Ce qui éclate aujourd’hui est une crise majeure débutée il y a plus de 30 ans.

Une fracture qui peu à peu s’est jouée entre les dirigeants et le peuple, entre la technostructure et le terrain.

Entre un monde feutré, restreint, macro-économique et des femmes et des hommes qui ne sont que micro-économie. La fracture avec l’institution (Partis politiques, relais de l’Etat, syndicat) est totale.

Emmanuel Macron a été élu sur cette fracture montrée par un sondage CEVIPOF de 2016 :

9 % des Français ont confiance en leurs leaders politiques.

Et dès son élection, sans différence, sans relais de terrain, il a rejoint les 9 %.
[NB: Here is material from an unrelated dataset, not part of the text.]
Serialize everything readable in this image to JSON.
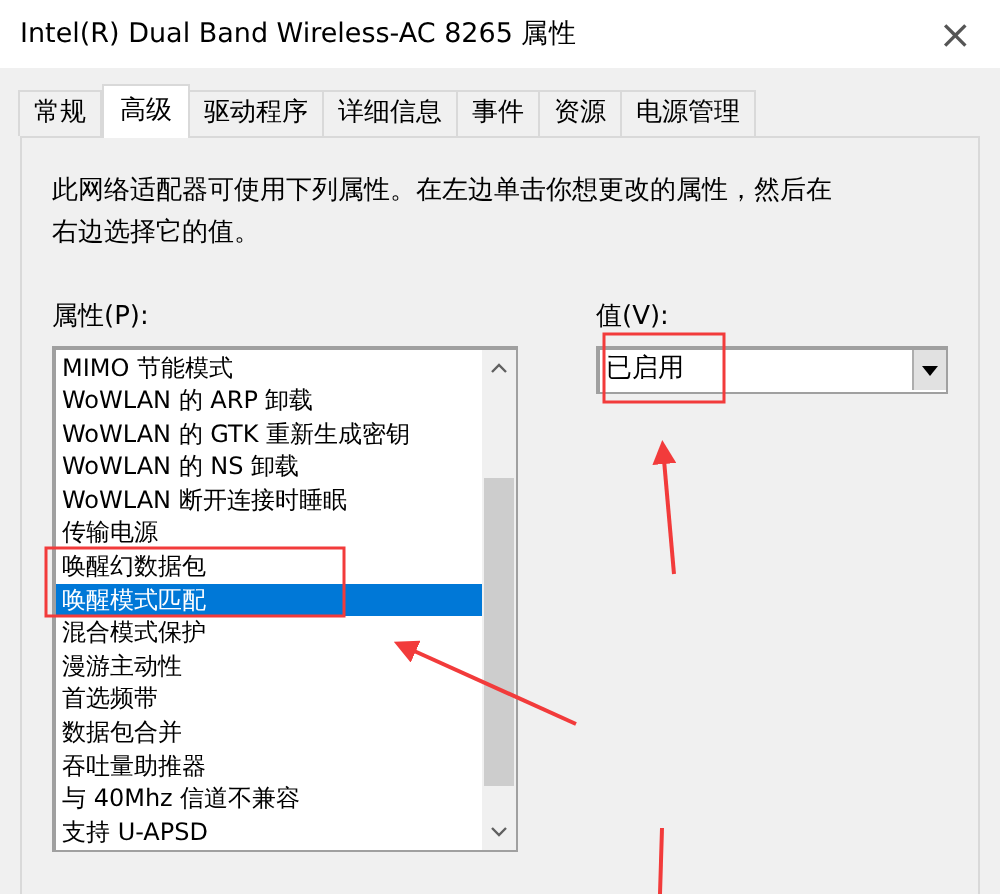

Dans la santé, pour nous soignants c’est la même chose : 30 ans de politiques sanitaires coupées du terrain, 30 ans de non-écoute, 30 ans pendant lesquels l’économie a primé sur le soin, 30 ans pendant lesquels les conditions de travail des aides-soignantes,  des IDE, des paramédicaux, des médecins, se sont dégradées.

Trente ans d’extension du pouvoir administratif, 30 ans de mise sous tutelle des professions de santé, 30 ans de fermetures d’hôpitaux, 30 ans de main-mise des fonds de pension sur l’hospitalisation privée, 30 ans de restructurations et de fermetures, 30 ans de destruction de maternités privées comme publiques, 30 ans de disparition des lieux d’exercices, 30 ans de multiplication des déserts médicaux, 30 ans de burn-out et de suicides de soignants, 30 ans d’un système qui ne marche que sur nos têtes !

Face à un monde qui s’effondre tout est permis.

L’UFML-S a alerté sur cette rupture que Marisol Touraine et aujourd’hui Agnès Buzyn ont personnifié plus encore que les ministres précédents.

Oui il y a urgence à réformer et à réformer tout : Syndicat, politique sanitaire, gouvernance, organisation du soin de la base au sommet.

Tout est à revoir. Pour avoir voulu faire une médecine sans médecins, le système a fait une France sans médecin, pour avoir voulu gouverner le soin par le mépris des soignants le système s’est coupé des soignants.

L’UFML-S porte à bout de bras ce changement global : donner aux soignants la voix de leur avenir. Si les jours prochains sont incertains, notre vision elle est claire.

Sachez-le : l’UFMLS porte ce changement et, quoiqu’il arrive, elle se placera en interlocuteur fort.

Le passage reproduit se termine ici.